Siyasetçiler hassas kulaklara sahip olmalı, halkın sesini, halktaki fısıltıları duyabilmeliler!
Davul sesini işitmeyen, ramazan topunu bile duymayan siyasetçi
halkın sesini, fısıltılarını duymaz çünkü halktan kopmuştur.
Makamlar ve mevkiler emanet görevler olup, haz, ego ve saltanat için değildir.
Ülke içindir, Şehir içindir, millet içindir ve hizmet içindir.
Siz ne sandınız?
Dalkavukluk her devirde güçlü bir sosyal sektör olmuştur.
Bugün de öyle.
Her taraf yağcı, yaltakçı, yardakçı, yalancı, yandaş, yalaka dolu.
Tehditle, şantajla, montajla ayakta durmaya çalışma dönemi bitmedi mi?
Parti teşkilatları vatandaşın arasına girmiyor mu?
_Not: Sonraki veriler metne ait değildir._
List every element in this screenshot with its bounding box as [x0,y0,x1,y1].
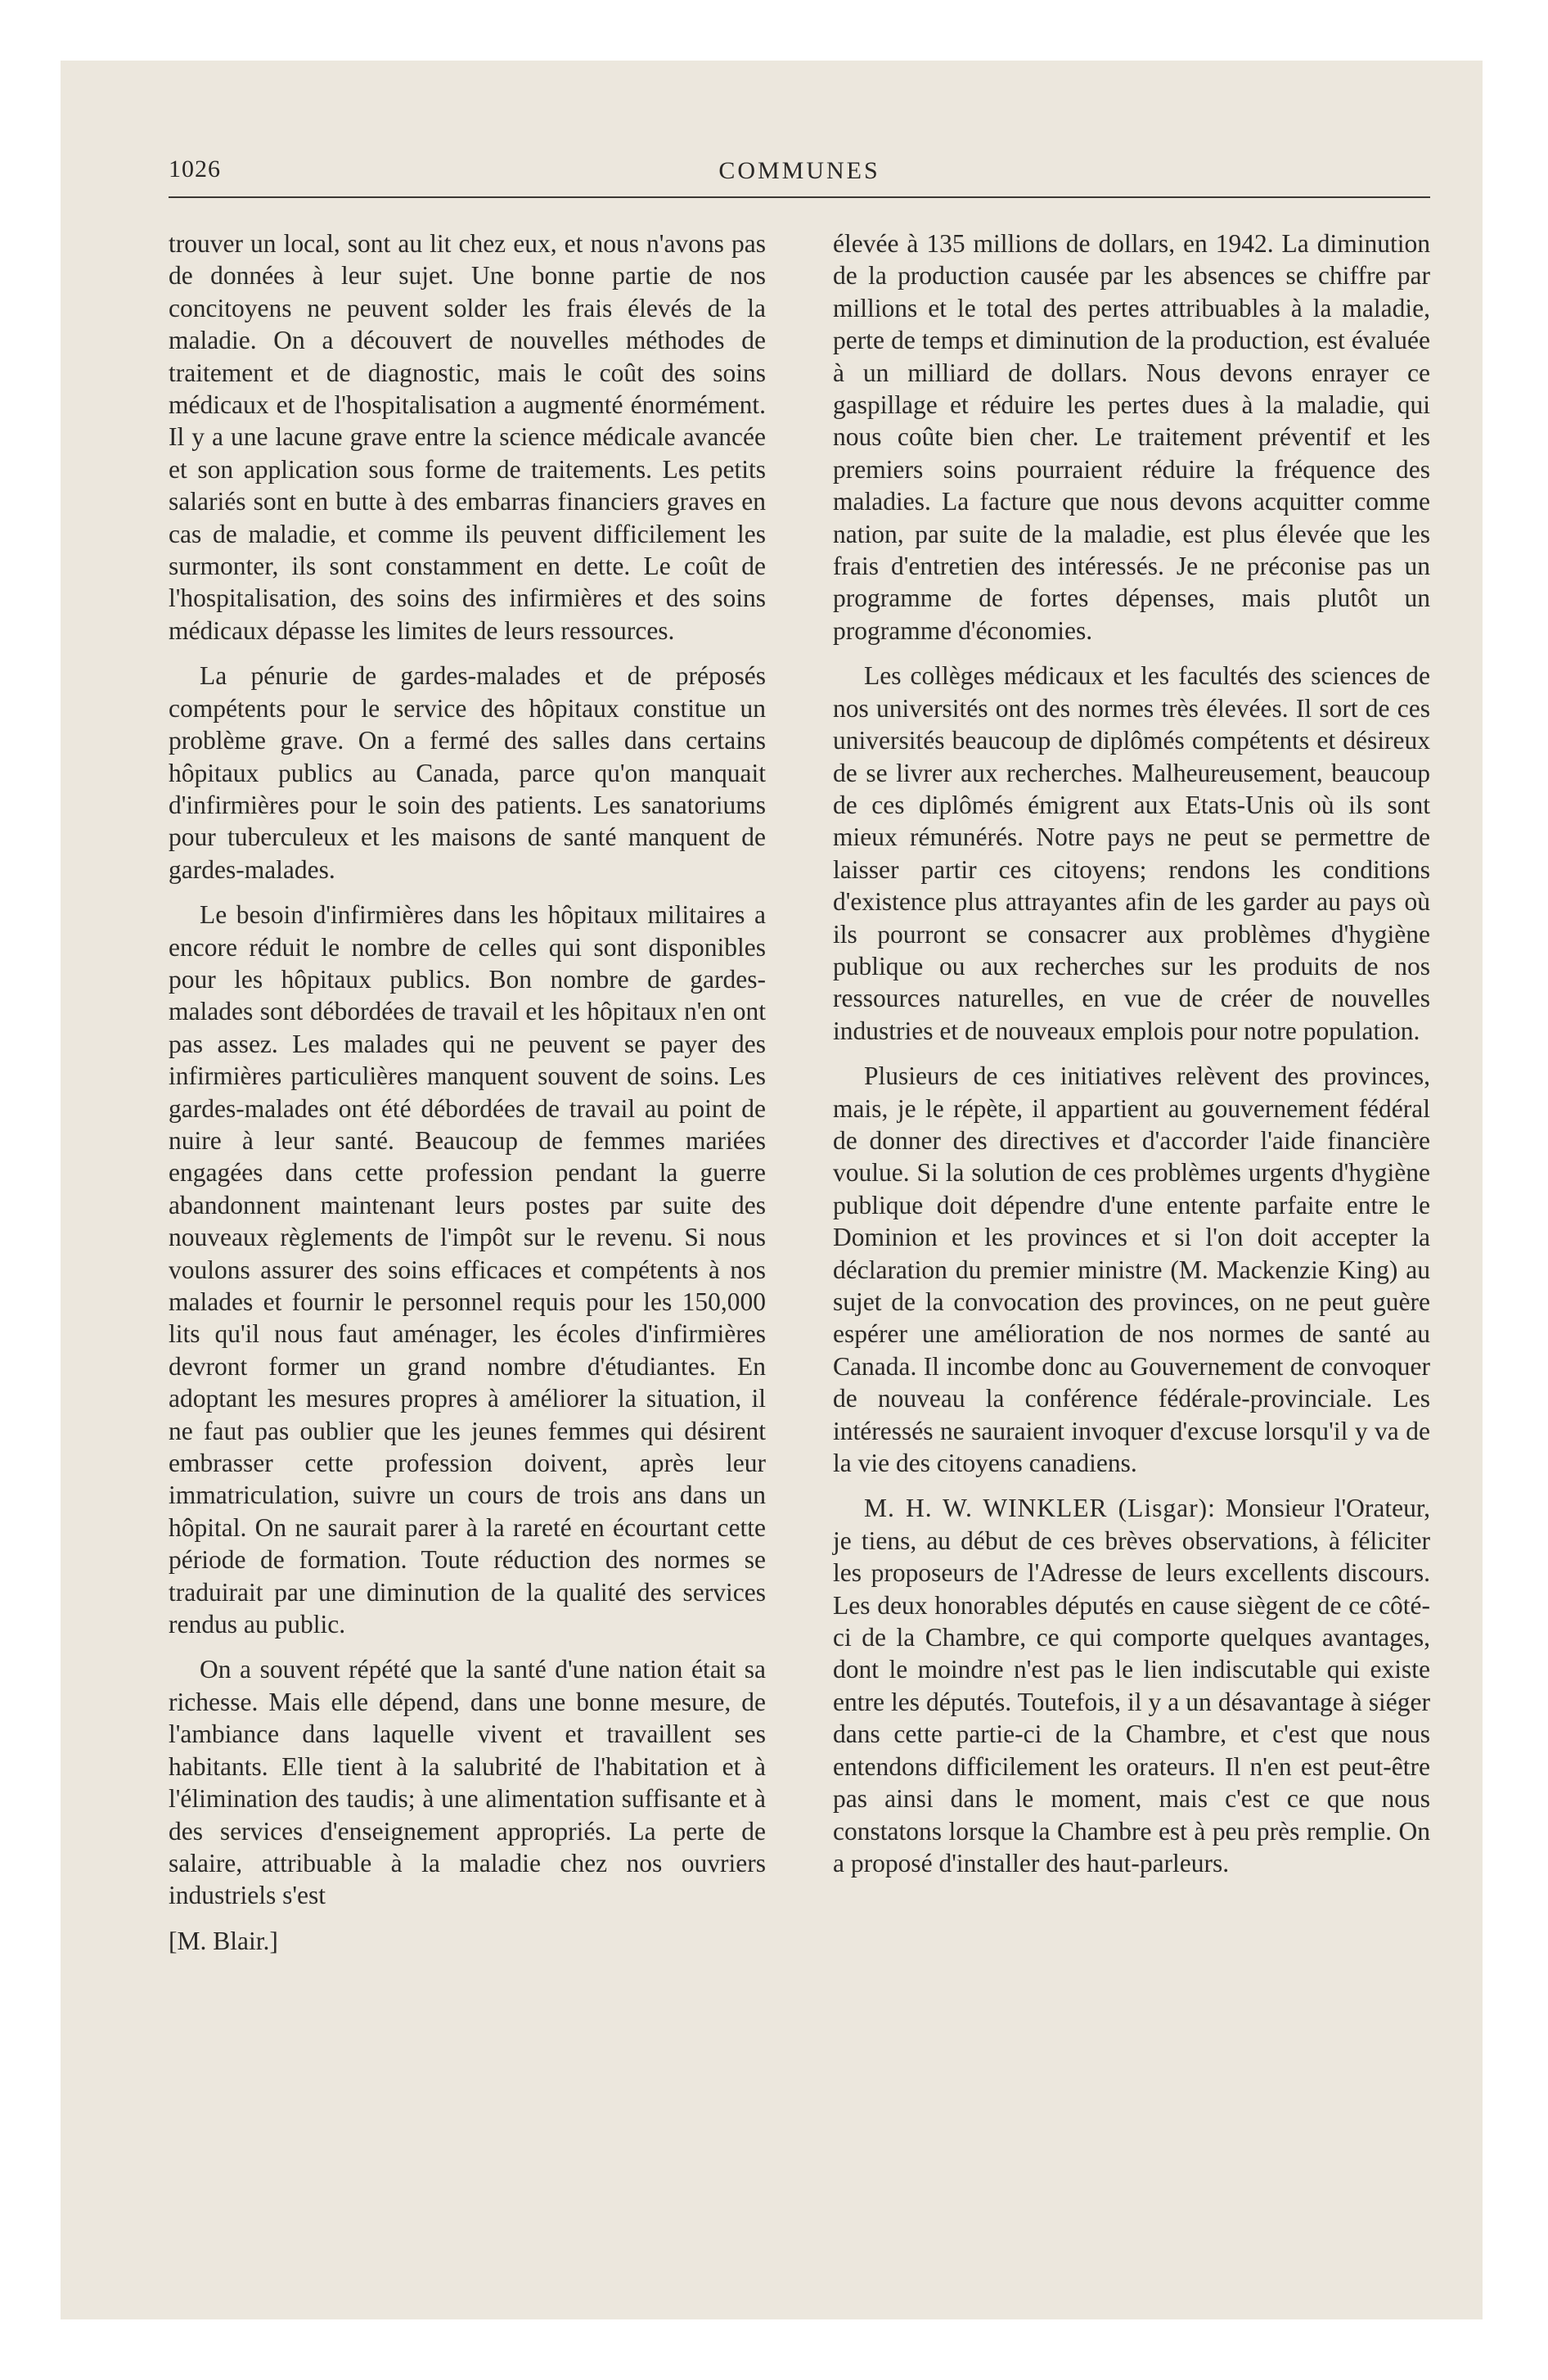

Çarşı pazara çıkmıyorlar mı?
Ne zamandan beri başarısızlık başarılıymış gibi görünmenin kıriteri oldu.
Öyle iki resim çektirmekle, iki insanın yalakalığı ile olmuyor
bu işler.
Samimiyet lazım, dertlenmek lazım.
Şeddeli yalanlar söyleyen siyasetçi, katmerli yenilgiler alır.
Somut örnekleri çoktur.
Yirmi yüzlüleri görünce,
iki yüzlüleri meziyet ehli sayar olduk.
Tek yüzlü insanlara şükür eder olduk.
Allah bizleri yüreği dönek iki yüzlü insanlardan korusun.